Options No Longer Confined to Corporate Communications or Technical Writing
I have often felt that that those who made no headway in journalism drifted into public relations/corporate communications and that unsuccessful lawyers ended up as corporate counsel.
The merits, or otherwise, of the assumption aside, it is not without reason that people quit a career they have been passionate about. Even successful professionals do switch careers midway.
Cisco, for instance, has just hired a former senior journalist to work on the communication strategy for one of the groups within the company. He is Andy Houlihan who had served as a senior broadcast journalist for BBC, Fox Networks and Sky News and interviewed top leaders, including Tony Blair and Nelson Mandela. His other prior roles included managing communications for the British Parliament and then for the U.S. House of Representatives.
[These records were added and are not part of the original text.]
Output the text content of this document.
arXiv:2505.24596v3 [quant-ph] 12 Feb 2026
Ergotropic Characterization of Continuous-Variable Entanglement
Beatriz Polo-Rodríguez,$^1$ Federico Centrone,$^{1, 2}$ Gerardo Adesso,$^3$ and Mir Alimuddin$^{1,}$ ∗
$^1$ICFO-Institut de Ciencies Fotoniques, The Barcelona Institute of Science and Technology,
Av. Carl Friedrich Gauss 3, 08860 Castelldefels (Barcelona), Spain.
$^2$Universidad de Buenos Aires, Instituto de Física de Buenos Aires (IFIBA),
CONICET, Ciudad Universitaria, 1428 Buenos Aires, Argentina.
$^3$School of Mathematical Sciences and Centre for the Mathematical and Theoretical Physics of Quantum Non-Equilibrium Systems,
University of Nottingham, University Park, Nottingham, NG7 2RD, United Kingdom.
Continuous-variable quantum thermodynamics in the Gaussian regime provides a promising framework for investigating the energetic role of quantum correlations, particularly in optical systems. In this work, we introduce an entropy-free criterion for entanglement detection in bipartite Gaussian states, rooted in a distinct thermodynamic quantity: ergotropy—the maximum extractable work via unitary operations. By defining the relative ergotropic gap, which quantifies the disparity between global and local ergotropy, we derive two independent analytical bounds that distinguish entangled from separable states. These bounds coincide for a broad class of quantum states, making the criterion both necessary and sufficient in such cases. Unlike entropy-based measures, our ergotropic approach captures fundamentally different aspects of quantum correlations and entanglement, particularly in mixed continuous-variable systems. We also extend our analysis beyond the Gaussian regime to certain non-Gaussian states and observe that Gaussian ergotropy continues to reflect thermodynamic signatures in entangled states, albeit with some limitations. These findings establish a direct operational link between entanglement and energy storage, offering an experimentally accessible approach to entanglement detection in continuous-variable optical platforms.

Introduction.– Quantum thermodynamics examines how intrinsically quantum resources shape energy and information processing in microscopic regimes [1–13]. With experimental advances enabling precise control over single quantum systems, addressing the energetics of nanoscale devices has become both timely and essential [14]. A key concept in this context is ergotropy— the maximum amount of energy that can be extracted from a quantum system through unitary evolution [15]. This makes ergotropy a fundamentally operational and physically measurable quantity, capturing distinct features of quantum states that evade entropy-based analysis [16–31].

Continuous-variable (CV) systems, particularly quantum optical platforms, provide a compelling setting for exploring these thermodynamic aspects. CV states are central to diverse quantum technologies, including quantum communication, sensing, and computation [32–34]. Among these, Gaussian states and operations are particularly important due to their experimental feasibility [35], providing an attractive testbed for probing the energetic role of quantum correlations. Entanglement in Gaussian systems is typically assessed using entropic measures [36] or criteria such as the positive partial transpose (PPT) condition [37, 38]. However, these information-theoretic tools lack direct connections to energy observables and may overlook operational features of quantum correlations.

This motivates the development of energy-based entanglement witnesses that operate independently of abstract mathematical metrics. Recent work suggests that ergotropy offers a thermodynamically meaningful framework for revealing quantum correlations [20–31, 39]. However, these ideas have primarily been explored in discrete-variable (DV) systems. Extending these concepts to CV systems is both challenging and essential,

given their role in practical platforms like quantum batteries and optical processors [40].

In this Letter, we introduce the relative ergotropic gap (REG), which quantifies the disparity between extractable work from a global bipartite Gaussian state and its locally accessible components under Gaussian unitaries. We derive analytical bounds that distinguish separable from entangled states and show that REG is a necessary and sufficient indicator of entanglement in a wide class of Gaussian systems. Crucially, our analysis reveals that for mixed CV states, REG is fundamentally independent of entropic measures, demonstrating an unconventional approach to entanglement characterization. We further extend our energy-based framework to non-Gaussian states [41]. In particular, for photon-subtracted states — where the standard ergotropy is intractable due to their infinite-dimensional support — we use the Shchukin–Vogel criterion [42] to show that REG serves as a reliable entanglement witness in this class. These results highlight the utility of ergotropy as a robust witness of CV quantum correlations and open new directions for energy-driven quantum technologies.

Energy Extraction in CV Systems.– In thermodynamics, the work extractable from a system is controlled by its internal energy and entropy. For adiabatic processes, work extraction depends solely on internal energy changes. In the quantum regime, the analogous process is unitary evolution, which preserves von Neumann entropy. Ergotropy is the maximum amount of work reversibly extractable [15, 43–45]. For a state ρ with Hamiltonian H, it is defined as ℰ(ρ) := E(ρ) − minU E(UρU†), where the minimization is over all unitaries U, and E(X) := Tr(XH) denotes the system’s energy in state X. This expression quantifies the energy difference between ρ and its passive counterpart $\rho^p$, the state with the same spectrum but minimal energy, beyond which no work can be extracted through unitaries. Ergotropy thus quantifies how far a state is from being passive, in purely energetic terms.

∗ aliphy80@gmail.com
The charm with journalism is that you will not be weighed down by the might of the person you talk to for you have nothing to fear. Can you say that in corporate or executive communications? As a journalist, you are fully in command, and your role has a larger purpose – that of keeping people informed. As a corporate communicator, your role can hardly be as lofty. In business, you lose the sense of objectivity you cherished as a journalist.
But, as I said at the beginning, people do not give up a dream career just for fun. My intention here is not to proselytize or sit on judgment either.
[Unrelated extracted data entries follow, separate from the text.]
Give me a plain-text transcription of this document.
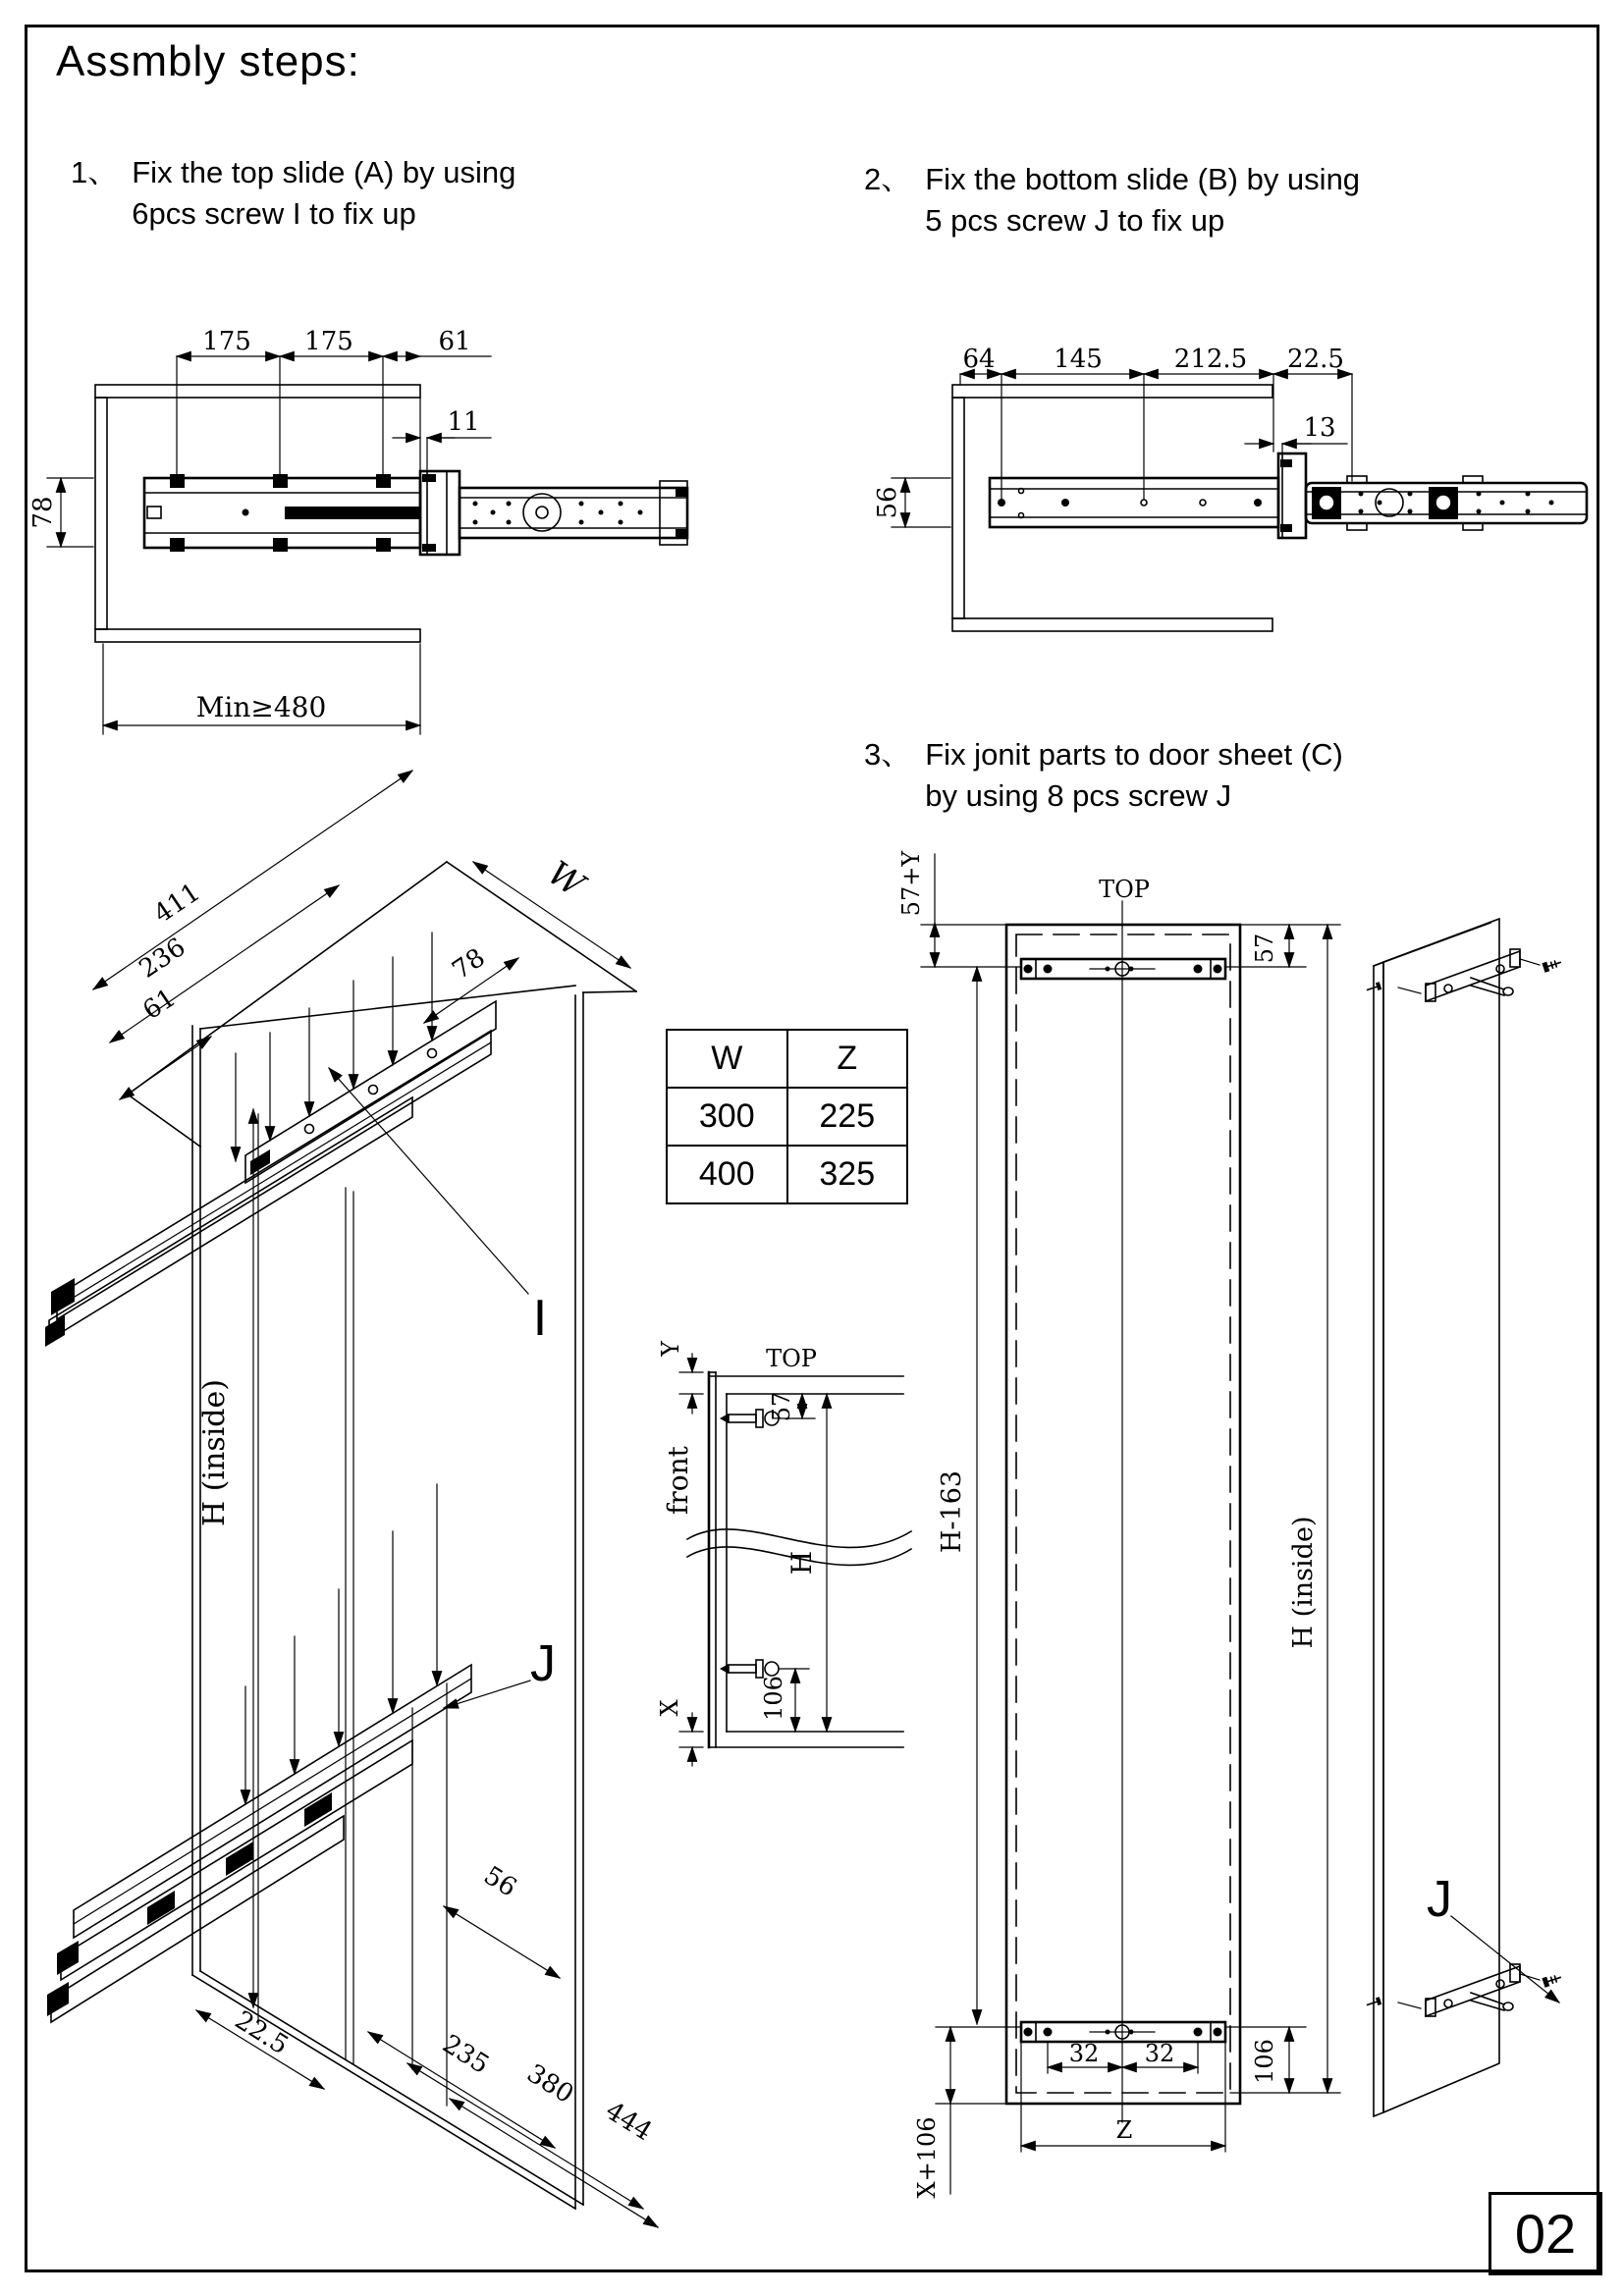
Assmbly steps:
1、 Fix the top slide (A) by using
6pcs screw I to fix up
2、 Fix the bottom slide (B) by using
5 pcs screw J to fix up
3、 Fix jonit parts to door sheet (C)
by using 8 pcs screw J
175 175	61
11
78
Min≥480
64 145	212.5 22.5
13
56
W	Z
300	225
400	325
411
236
61
78
W
H (inside)
56
22.5	235
380
444
I
J
Y	TOP
57
front
H
106
X
TOP
57+Y
57
H-163
H (inside)
32 32	106
X+106	Z
J
02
Why did I Abandon Journalism?: In my case, I had a clear sense of career direction even when I was in my high school. That distraction-free focus saw me take up a job with an English language newspaper even before my Master’s degree results were out.
But after more than a decade in the industry working for some of the best-known newspapers in the region and writing for leading publications worldwide (including some in the U.S.), I officially quit full-time journalism in 1997, when I joined engineering giant Bechtel Corporation as a Technical Editor. My main aim was to acquire new skills in an environment where media monopoly was cutting into the options that journalists had.
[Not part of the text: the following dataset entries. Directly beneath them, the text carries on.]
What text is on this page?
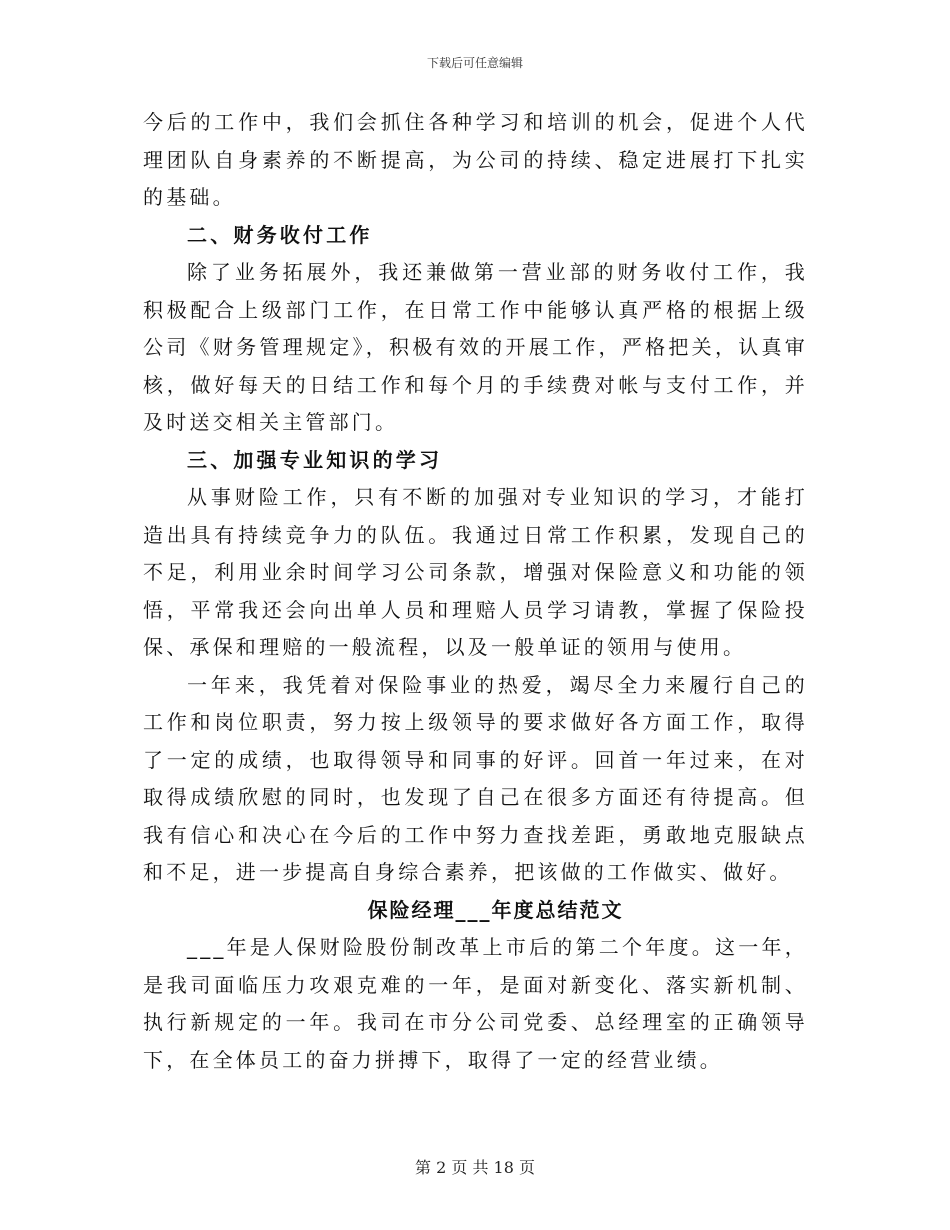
下载后可任意编辑

今后的工作中，我们会抓住各种学习和培训的机会，促进个人代理团队自身素养的不断提高，为公司的持续、稳定进展打下扎实的基础。

二、财务收付工作

除了业务拓展外，我还兼做第一营业部的财务收付工作，我积极配合上级部门工作，在日常工作中能够认真严格的根据上级公司《财务管理规定》，积极有效的开展工作，严格把关，认真审核，做好每天的日结工作和每个月的手续费对帐与支付工作，并及时送交相关主管部门。

三、加强专业知识的学习

从事财险工作，只有不断的加强对专业知识的学习，才能打造出具有持续竞争力的队伍。我通过日常工作积累，发现自己的不足，利用业余时间学习公司条款，增强对保险意义和功能的领悟，平常我还会向出单人员和理赔人员学习请教，掌握了保险投保、承保和理赔的一般流程，以及一般单证的领用与使用。

一年来，我凭着对保险事业的热爱，竭尽全力来履行自己的工作和岗位职责，努力按上级领导的要求做好各方面工作，取得了一定的成绩，也取得领导和同事的好评。回首一年过来，在对取得成绩欣慰的同时，也发现了自己在很多方面还有待提高。但我有信心和决心在今后的工作中努力查找差距，勇敢地克服缺点和不足，进一步提高自身综合素养，把该做的工作做实、做好。

保险经理___年度总结范文

___年是人保财险股份制改革上市后的第二个年度。这一年，是我司面临压力攻艰克难的一年，是面对新变化、落实新机制、执行新规定的一年。我司在市分公司党委、总经理室的正确领导下，在全体员工的奋力拼搏下，取得了一定的经营业绩。

第 2 页 共 18 页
If you discount the two+ years I spent at Microsoft Magazine prior to that, my dalliance with journalism should be taken to have actually ended in 1995. As my job as its Deputy Editor was only to write about Microsoft and its products, it will be erroneous to term it a journalistic stint in its true sense.
It was Bechtel which marked my foray into the bid management side of business, leading me to cutting-edge technology companies such as Hewlett-Packard (on a project in Monterrey, Mexico), Lucent and Cisco (since August 2005).
Will I have been happier now if I had hung on to journalism? Well, I am not totally cut off from journalism as I blog fairly regularly and contribute thought pieces to the press occasionally.